I am sometimes slow to catch up. Although I had occasional wheezing over the years, I didn’t find out I had asthma until I was 30. And while air purifiers are widely recommended by almost everyone in the asthma and allergy world, I’ve never looked into them. Really a “purifier”? Sounds stupid.
But since I got one, my symptoms are a lot more manageable. And if you have allergies of your own (with or without asthma), consider getting one of your own. Right now, we are in the midst of asthma (spring) season, the time of year when indoor allergies, outdoor allergies, and seasonal colds can work with us. Your lungs have a lot to process; an air purifier can help.
What is an air purifier?
When you go shopping for an “air purifier” or “air purifier,” you’ll find plug-in units that sit in a corner of a room. They suck air in, filter it – ideally through a HEPA filter – and blow it out again. Tests by manufacturers show that these units do remove particles from the air, including pollen or dust.
That said, there’s one important caveat: There’s no conclusive evidence that air purifiers significantly improve people’s asthma or allergy symptoms. The EPA says they “may” improve symptoms, based on research showing small improvements. But we do know that they delete something from the air, and many people — myself included — anecdotally find that our symptoms improve when we have an air purifier on.
Last winter, it seemed like my allergy symptoms would kick in every time I went to bed. I had already wrapped my mattress, pillows and duvet in dust mite resistant covers, which helped. But then I thought I might as well buy an air purifier. Within the first day or two, those symptoms stopped before bedtime. Can I prove did the air purifier cure me? No. But will I continue to use it? Sure.
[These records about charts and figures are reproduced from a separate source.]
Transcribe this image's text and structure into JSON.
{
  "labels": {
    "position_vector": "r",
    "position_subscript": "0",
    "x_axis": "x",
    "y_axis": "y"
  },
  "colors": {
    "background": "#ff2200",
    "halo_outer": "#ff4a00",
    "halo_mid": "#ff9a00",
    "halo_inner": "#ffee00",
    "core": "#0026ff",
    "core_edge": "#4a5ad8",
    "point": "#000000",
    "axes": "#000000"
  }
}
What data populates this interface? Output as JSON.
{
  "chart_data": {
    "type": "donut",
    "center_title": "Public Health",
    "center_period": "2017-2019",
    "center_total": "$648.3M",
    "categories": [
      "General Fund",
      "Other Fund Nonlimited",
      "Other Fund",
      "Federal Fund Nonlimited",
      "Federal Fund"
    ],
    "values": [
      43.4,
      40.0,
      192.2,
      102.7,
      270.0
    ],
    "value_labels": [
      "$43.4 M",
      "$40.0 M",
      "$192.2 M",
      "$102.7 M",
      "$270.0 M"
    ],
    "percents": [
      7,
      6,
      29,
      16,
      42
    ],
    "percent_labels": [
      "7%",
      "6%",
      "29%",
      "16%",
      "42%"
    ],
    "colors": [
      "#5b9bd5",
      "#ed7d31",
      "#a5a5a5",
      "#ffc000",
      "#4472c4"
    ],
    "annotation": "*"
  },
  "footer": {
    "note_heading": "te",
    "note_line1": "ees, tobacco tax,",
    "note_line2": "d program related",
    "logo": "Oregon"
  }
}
To get the most out of your air purifier, it helps to remember that you have other ways to keep allergens out of the air in the first place. Keep windows closed during pollen seasons if you have a pollen allergy, for example; be good with dusting and vacuuming if you have a dust allergy. We’ve got more tips for keeping allergen levels low here.
What kind should I have?
First of all, you should know that the kind of air purifier that is in the corner of a room is not the only way to clean your air. The American College of Allergy, Asthma, and Immunology recommends using a single room air purifier and/or a MERV filter for your entire home’s heating and ventilation system, if you have one. (If you only have central air conditioning but no heating, or vice versa, remember that the filter only helps whatever season the system is running.) The higher the MERV rating on your filter, the better; 13 must be minimum. Do not forget to replace the filter in time.
If you opt for a standalone (“portable”) unit instead or in addition, make sure it has a HEPA filter and note the CADR rating. CADR refers to the delivery rate of clean air, or how many cubic feet of air it can move per minute. Use this chart from the EPA to find out what CADR rating you need for a particular room. For example, a 10×10 foot bedroom is fine with an air purifier rated at 65 cubic feet per minute. But if you’re looking for something that can purify the air in a 600-square-foot area, you’ll want a CADR of 390 cubic feet per minute.
In my house we have a MERV filter on the central air system and I have a plug-in air purifier in my bedroom. It usually runs quietly, occasionally kicking in a sort of turbo mode when it detects more particles than usual in the air. There’s a light on top that I know I can turn off somehow, but I prefer the low-tech solution of draping a sock over it. And then there are the filters in it that need to be cleaned and replaced from time to time. I’m not very good at remembering to do that on schedule, but now that it’s peak week again, I think it’s time.